二人は先生に瑠璃の残していった手紙を見せた。

 先生は瑠璃の手紙を読んで、それからすぐに二人の顔を見た。

「この手紙を見つけたのはどっち? それとも二人一緒に見つけたの?」先生が言う。

「僕です」翡翠が小さく手を上げて答える。

 それから先生は手紙を見つけた時の様子を翡翠に詳しく聞いた。それから少しだけなにかを考えたあとで、ソファーから立ち上がると、部屋の中にかけてあったコートをとって、スーツの上からそれを着た。

「街の人たちに連絡をしたとしても、おそらく間に合わない。今から私たち三人で瑠璃を追いかけようと思う。二人とも、それでいいかな?」

「はい」

「はい。わかりました」

 二人は先生にそう返事をすると、先生の部屋を出て自分たちの部屋に戻り、すぐに外出の準備を整えた。

 琥珀は首に厚手のマフラーを巻いて、手袋をすると、自分の部屋を出ようとした。そのときに琥珀は、まだ描く題材の決まっていない真っ白なキャンパスに目を向けた。

「琥珀」と翡翠が廊下から琥珀を呼んだ。

「うん。
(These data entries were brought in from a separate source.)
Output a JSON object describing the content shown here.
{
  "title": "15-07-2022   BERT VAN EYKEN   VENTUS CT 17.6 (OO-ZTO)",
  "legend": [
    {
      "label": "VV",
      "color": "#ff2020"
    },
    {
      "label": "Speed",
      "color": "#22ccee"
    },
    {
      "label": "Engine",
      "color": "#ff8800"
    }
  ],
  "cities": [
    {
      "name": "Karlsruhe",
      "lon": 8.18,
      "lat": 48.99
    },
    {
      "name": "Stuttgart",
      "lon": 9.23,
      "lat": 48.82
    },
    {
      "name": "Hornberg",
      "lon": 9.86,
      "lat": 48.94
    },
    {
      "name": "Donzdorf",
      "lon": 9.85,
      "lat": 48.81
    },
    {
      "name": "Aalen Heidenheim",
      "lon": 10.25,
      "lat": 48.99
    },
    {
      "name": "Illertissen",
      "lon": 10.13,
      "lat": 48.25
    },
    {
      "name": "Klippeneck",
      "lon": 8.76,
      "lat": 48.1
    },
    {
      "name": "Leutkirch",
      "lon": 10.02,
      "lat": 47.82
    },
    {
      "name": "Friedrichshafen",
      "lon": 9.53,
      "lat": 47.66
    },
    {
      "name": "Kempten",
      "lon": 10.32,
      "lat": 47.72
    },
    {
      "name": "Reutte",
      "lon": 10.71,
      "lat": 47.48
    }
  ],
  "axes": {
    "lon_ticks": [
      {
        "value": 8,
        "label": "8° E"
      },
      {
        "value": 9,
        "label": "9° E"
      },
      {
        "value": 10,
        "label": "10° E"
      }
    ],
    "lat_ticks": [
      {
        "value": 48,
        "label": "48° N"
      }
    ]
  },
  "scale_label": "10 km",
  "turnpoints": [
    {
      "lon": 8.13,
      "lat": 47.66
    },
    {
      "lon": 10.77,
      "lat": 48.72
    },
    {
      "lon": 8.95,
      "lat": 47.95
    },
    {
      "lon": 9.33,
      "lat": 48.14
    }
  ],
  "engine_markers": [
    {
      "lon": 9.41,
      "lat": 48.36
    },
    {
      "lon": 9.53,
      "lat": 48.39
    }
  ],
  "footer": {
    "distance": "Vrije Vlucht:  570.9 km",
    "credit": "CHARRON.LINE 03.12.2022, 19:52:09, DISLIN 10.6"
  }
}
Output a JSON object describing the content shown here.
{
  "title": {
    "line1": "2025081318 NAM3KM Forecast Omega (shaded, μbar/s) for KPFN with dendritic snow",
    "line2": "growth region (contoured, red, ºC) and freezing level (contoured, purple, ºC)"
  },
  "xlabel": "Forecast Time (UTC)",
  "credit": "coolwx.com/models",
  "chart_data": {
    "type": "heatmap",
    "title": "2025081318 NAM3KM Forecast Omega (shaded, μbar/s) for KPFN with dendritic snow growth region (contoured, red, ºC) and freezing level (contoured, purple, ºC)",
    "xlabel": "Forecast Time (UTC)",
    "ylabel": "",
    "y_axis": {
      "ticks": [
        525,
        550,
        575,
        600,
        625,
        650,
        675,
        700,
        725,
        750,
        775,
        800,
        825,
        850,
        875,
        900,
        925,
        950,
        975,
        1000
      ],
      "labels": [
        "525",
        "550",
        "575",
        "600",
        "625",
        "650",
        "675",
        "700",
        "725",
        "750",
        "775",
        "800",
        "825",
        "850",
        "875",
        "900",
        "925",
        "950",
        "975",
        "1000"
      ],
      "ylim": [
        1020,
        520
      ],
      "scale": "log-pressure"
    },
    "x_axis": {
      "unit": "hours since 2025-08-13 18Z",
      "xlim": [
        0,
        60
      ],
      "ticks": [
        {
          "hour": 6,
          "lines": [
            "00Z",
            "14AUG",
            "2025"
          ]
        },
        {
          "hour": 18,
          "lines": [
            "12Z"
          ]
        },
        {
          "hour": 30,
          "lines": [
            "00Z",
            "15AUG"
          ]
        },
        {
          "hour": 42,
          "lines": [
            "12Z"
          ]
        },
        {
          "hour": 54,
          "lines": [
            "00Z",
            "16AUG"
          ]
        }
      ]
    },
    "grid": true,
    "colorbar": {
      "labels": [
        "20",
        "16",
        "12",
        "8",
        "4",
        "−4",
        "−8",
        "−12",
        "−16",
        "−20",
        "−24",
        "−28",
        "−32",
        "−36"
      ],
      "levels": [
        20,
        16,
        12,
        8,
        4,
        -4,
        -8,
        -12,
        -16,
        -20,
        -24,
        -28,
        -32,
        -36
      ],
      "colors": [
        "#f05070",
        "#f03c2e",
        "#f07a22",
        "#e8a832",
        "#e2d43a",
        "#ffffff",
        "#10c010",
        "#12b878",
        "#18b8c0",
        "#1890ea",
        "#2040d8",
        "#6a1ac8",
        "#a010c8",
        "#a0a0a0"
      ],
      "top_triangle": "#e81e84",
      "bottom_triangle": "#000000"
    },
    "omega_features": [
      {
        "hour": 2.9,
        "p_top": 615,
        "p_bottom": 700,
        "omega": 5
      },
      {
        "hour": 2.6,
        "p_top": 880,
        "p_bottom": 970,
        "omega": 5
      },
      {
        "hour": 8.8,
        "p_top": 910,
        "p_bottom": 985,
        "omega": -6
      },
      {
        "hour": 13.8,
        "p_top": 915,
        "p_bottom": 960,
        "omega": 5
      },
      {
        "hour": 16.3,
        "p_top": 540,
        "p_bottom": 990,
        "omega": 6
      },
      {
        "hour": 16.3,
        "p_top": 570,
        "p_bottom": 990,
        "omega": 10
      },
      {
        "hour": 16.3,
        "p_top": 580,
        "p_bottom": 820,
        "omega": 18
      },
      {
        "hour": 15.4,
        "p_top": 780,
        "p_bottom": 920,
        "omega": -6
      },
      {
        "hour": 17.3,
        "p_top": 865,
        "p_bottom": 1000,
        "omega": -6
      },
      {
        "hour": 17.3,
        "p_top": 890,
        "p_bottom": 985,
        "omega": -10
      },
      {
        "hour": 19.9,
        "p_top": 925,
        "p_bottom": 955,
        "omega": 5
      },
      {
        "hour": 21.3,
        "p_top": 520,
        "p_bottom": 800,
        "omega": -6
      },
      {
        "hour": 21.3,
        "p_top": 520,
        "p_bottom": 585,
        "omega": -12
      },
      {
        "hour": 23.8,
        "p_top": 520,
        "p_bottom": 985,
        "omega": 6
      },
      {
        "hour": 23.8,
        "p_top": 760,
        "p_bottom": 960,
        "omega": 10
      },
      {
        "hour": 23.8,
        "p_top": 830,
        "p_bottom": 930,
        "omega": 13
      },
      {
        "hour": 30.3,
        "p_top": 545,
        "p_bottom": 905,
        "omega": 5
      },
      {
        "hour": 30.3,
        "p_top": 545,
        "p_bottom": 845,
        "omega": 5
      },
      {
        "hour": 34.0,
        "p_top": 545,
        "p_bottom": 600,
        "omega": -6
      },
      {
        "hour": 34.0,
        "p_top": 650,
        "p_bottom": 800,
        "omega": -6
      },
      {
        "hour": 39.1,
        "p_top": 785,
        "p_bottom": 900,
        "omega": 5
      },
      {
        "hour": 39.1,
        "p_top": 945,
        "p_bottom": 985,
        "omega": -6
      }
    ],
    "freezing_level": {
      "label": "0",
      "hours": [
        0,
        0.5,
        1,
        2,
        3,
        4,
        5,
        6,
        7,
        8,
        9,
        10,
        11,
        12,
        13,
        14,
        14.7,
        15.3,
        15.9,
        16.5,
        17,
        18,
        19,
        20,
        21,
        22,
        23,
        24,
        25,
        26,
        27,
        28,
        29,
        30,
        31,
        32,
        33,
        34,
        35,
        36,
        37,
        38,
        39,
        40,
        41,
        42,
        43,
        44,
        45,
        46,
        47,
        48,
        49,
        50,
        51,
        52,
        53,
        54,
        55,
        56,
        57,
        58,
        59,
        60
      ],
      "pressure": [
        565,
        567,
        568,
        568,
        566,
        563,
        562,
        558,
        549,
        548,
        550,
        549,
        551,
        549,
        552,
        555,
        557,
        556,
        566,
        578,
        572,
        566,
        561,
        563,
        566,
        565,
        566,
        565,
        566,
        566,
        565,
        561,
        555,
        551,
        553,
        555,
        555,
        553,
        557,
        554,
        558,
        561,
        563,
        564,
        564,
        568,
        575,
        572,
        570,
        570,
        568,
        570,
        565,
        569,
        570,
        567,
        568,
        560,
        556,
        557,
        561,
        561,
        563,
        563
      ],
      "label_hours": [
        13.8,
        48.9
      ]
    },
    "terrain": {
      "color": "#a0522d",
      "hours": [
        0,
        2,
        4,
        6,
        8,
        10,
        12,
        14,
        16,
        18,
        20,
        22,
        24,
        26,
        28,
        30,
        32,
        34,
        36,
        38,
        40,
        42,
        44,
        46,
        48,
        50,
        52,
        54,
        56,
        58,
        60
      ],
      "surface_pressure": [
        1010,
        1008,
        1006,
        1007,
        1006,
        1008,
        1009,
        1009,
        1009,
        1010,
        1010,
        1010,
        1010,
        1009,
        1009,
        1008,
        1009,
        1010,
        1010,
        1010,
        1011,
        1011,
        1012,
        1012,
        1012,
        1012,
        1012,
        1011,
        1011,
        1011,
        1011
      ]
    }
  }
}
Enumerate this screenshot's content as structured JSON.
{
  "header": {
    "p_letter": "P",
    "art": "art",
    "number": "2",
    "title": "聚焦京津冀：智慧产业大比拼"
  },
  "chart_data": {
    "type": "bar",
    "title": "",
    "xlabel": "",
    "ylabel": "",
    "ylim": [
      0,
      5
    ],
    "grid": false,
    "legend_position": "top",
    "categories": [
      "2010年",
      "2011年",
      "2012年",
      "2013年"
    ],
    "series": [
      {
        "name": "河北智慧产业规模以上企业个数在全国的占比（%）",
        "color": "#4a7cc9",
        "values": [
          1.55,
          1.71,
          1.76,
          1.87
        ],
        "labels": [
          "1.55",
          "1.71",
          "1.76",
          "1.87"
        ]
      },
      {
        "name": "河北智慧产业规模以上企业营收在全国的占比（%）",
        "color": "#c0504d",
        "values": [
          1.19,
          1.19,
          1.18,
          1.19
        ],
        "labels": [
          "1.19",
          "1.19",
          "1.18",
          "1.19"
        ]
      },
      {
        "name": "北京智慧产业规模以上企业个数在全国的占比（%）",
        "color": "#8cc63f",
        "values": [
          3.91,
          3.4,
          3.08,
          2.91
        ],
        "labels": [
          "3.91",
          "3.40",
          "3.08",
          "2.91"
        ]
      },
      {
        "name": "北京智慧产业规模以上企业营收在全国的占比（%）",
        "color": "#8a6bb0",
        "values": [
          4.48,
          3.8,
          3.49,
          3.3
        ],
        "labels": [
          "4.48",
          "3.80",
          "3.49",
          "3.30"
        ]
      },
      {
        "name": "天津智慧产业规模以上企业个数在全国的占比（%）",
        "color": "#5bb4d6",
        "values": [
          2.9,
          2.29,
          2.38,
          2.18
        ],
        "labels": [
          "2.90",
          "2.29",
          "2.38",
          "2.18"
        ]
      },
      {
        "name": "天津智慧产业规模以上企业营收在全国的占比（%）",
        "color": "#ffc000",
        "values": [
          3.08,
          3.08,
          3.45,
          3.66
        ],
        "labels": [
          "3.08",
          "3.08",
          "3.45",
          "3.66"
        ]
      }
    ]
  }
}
すぐ行く」

 琥珀は電気を消して、自分の部屋から廊下に移動した。

 翡翠は薄い緑色のマフラーと、愛用の茶色のコートを着ていた。手には黒い革の手袋している。

 琥珀は真っ白なマフラーにオレンジ色のコートという服装だった。

 二人は宝石の国の玄関に移動する。